The nvflare job show_variables command can be used to show the variables in a job. The options for usage are as follows:

nvflare job show_variables -j <path/to/my_job>

Submit job with CLI

The nvflare job submit command can be used to submit jobs:

usage: nvflare job submit [-h] [-j [JOB_FOLDER]] [-f [CONFIG_FILE ...]] [-debug]

options:
-h, --help            show this help message and exit
-j [JOB_FOLDER], --job_folder [JOB_FOLDER]
                        job_folder path, default to ./current_job directory
-f [CONFIG_FILE ...], --config_file [CONFIG_FILE ...]
                        Training config file with corresponding optional key=value pairs. If key presents in the preceding config file, the value in the config file will be overwritten by the new value
-debug, --debug       debug is on

In order to do this, it will need to know the location of the admin console startup kit directory. In POC mode, this is set for the user automatically. For a provisioned setup, the user will need to set the path to the startup kit for the Job CLI. The startup kit path is stored in the ~/.nvflare/config.conf file in the nvflare hidden directory at the user’s home directory. You can edit this path in the file and set it directly for example:

startup_kit {
    path = /tmp/nvflare/poc/example_project/prod_00
}

Alternatively, you can use the nvflare config command with the -d or --startup_kit_dir option to set the startup kit path:

nvflare config --startup_kit_dir /tmp/nvflare/poc/example_project/prod_00

With the startup kit directory path set, you can submit the job (this following example is from the NVFlare Job CLI Notebook and replaces several variables in the config_fed_server.conf config file):

nvflare job submit -j /tmp/nvflare/my_job -f config_fed_server.conf num_rounds=1 app_config="--dataset_path /tmp/nvflare/data/cifar10"

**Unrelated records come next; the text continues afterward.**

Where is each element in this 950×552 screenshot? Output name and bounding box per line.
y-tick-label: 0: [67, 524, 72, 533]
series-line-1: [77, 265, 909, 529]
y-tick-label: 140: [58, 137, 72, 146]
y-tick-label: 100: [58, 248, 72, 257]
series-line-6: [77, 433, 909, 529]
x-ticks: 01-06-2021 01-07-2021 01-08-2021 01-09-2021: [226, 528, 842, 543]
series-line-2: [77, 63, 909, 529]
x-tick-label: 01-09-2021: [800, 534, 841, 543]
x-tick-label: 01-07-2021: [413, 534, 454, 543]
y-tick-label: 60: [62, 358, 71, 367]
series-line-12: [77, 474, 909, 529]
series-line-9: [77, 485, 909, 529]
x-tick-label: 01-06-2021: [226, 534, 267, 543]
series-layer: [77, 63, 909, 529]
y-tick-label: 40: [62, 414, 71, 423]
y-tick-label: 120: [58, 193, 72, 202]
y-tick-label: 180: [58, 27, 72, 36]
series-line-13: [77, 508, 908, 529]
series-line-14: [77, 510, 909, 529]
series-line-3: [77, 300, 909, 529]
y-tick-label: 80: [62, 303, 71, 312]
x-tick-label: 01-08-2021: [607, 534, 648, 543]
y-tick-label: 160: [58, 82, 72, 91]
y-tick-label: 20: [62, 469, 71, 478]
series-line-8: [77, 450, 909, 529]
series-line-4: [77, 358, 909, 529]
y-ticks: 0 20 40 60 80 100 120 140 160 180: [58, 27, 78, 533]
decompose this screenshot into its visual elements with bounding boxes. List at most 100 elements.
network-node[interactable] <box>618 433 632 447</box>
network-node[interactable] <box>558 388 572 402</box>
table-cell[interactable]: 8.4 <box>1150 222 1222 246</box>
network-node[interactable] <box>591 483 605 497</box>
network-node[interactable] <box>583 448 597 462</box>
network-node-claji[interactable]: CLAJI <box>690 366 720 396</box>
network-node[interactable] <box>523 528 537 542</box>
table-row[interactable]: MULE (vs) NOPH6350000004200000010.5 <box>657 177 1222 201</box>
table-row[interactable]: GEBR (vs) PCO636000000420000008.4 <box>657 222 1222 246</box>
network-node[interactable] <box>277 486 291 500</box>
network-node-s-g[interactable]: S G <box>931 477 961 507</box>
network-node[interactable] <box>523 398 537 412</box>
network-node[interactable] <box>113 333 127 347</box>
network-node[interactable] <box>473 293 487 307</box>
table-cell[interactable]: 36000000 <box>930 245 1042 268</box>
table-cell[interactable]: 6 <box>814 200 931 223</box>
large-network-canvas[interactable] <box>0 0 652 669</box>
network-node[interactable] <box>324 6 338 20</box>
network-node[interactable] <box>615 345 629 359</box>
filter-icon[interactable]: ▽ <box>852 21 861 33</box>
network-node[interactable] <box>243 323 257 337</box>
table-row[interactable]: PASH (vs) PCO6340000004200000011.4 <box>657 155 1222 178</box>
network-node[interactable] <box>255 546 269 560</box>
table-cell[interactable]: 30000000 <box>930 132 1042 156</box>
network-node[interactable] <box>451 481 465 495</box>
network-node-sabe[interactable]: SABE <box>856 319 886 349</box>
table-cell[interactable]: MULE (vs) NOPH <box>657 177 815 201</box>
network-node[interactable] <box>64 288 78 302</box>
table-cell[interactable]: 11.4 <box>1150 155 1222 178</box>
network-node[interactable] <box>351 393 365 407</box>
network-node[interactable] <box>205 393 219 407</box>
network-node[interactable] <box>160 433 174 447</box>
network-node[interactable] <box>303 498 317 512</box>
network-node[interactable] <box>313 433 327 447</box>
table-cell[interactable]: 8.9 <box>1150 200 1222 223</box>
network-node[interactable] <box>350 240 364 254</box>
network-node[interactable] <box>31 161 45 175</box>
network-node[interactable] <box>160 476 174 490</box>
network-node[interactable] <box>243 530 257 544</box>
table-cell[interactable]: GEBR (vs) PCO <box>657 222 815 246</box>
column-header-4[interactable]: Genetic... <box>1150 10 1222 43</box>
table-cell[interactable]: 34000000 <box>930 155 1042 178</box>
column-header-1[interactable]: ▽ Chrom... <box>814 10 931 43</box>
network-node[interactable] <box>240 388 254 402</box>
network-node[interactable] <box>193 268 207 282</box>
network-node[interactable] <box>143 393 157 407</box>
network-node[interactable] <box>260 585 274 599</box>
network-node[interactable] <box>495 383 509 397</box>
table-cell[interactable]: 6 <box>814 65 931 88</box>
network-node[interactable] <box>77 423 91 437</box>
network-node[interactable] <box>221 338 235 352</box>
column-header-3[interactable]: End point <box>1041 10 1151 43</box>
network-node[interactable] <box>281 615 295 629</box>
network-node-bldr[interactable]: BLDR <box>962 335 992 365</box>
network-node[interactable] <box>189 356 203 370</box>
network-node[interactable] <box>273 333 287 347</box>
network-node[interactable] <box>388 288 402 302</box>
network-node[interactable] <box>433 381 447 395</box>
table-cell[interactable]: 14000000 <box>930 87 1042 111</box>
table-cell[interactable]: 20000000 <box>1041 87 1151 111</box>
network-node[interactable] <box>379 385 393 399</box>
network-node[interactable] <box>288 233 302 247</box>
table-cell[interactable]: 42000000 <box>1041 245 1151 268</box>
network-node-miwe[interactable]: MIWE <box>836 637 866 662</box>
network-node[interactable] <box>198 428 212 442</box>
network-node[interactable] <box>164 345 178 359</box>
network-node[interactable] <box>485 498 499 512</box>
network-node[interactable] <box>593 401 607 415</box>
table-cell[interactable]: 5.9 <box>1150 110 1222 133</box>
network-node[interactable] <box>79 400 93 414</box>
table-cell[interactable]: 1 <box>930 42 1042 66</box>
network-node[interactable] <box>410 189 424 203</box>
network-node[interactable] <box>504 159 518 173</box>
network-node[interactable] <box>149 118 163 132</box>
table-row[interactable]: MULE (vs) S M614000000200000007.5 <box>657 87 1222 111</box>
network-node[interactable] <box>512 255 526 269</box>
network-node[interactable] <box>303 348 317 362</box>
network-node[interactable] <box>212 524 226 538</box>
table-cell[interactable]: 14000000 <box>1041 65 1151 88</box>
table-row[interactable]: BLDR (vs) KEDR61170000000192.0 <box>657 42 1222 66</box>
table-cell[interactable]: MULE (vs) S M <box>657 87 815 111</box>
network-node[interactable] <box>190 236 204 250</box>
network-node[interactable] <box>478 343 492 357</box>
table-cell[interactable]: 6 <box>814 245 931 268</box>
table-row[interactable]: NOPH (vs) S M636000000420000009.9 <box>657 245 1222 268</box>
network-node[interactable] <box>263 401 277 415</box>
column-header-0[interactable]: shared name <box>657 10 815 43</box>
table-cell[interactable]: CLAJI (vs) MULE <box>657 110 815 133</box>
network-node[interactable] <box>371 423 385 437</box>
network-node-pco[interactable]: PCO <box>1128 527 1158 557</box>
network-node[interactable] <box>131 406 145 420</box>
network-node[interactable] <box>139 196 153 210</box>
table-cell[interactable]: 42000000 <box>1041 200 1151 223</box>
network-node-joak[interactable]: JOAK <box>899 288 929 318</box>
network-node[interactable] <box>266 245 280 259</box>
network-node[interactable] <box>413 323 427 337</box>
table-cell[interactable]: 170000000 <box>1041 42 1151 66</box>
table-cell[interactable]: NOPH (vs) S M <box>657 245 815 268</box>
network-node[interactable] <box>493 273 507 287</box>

Troubleshooting with the -debug flag

Since the nvflare job submit command does not overwrite the job folder configuration during submission, it has to use a temp job folder. If you want to check the final configs submited to the server or simply want to see the stack trace of the exception, you can use the -debug flag.

With the -debug flag, the nvflare job submit command will not delete the temp job folder once it has finished job submission, and it will also print the exception stack trace in case of failure.

When you submit a job with the -debug flag, you should see a statement like the following after the message that the job was submitted (the actual random folder name will vary):

in debug mode, job configurations can be examined in temp job directory '/tmp/tmpdnusoyzj'

You can look at the contents of the temp job folder for more information about the job submission. For example, you can look at the config_fed_server.conf file in the temp job folder to see if the final configuration is what you intended.

Advanced Job Configurations

For different configurations for different client sites, you can use the -f option to specify the variables to change for each config file for each client site.

For example, to change number of training rounds to 2, change default app_script from “cifar10.py” to “train.py” for both app_1 and app_2, and change the app_1 batch_size to 4, app_2 batch_size to 6 for sag_pt_deploy_map as in the NVFlare Job CLI Notebook:

nvflare job create \
-j /tmp/nvflare/my_job -w sag_pt_deploy_map \
-f app_server/config_fed_server.conf num_rounds=2 \
-f app_1/config_fed_client.conf app_script=train.py app_config="--batch_size 4" \
-f app_2/config_fed_client.conf app_script=train.py app_config="--batch_size 6" \
-sd ../hello-world/step-by-step/cifar10/code/fl

Note

The app names must be defined in the job template being used: in this case app_1, app_2, and app_server, are in sag_pt_deploy_map.